Нам ясно, как разжигалось внимание и религиозное чувство зрителей и какое внутреннее напряжение переживали они перед преградой, скрывавшей от их взоров святилище. Наконец-то преграда преодолевается, и процессия входит в самый храм.
Стоя в дверях, зритель видит перед собой всю композицию внутренности: перед ним открывается окруженный колоннадой двор, за ним более темное и суженное пространство гипостильного зала, наконец, в самой глубине черное пятно входа в крошечное святилище.
Есть основание думать, что участники религиозной процессии распределялись в основных отделениях храма по социальному признаку: масса эксплуатируемого населения имела, повидимому, доступ только в открытый двор, представители господствующего класса допускались в гипостильный зал, но не дальше; в святое святых имели доступ только жрецы, и то, вероятно, не все. Но уже из дверного пролета
пилонов зритель получал представление о воронкообразном сужении и затемнении храма от входа к святилищу.
Войдя во двор и рассматривая его, нужно все время помнить, что он является только одним из звеньев на оси храма, только одним из этапов постепенного сгущения внутреннего пространства, его сужения и затемнения. По сравнению с аллеей сфинксов двор уже ограничен по сторонам непрерывными стенами, хотя перед ними стоят колонны, отдаленно напоминающие разобщенные фигуры сфинксов.

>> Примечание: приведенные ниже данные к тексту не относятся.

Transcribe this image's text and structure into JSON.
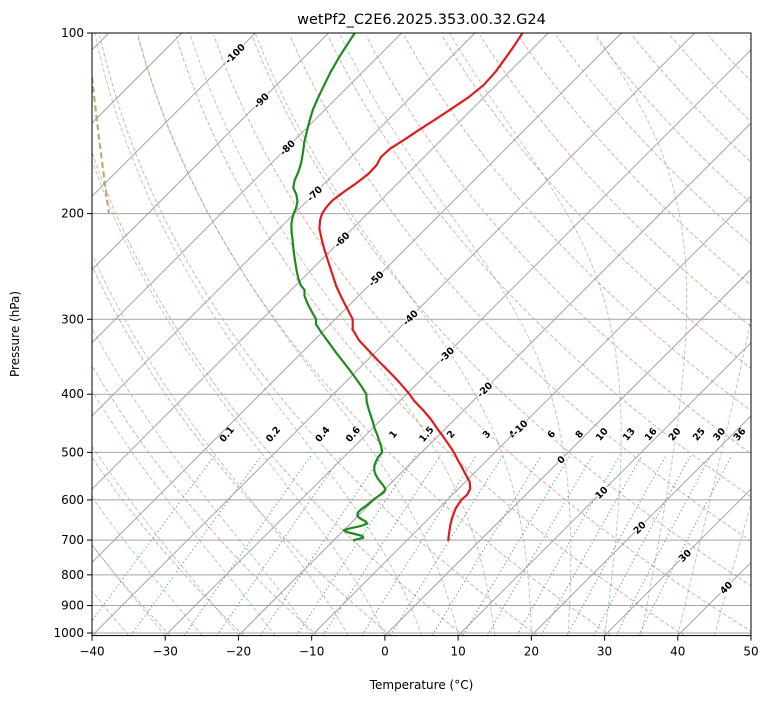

Но в отличие от сфинксов колонны соединены друг с другом горизонтальными камнями. Однако двор еще открыт сверху, и в этом отношении он контрастирует и с гипостильным залом, совершенно перекрытым, совершенно заставленным колоннами, в то время как внутренность двора состоит из свободного, широкого пространства между колоннами. И вместе с тем двор затемнен по сравнению с аллеей сфинксов, но не настолько, как гипостильный зал, который по сравнению с двором кажется много темнее.
Пространство двора окружено темными портиками, так что оно ограничивается не материальными стенами, а тоже пространством, но иного качества: более темным, более сгущенным и материализированным.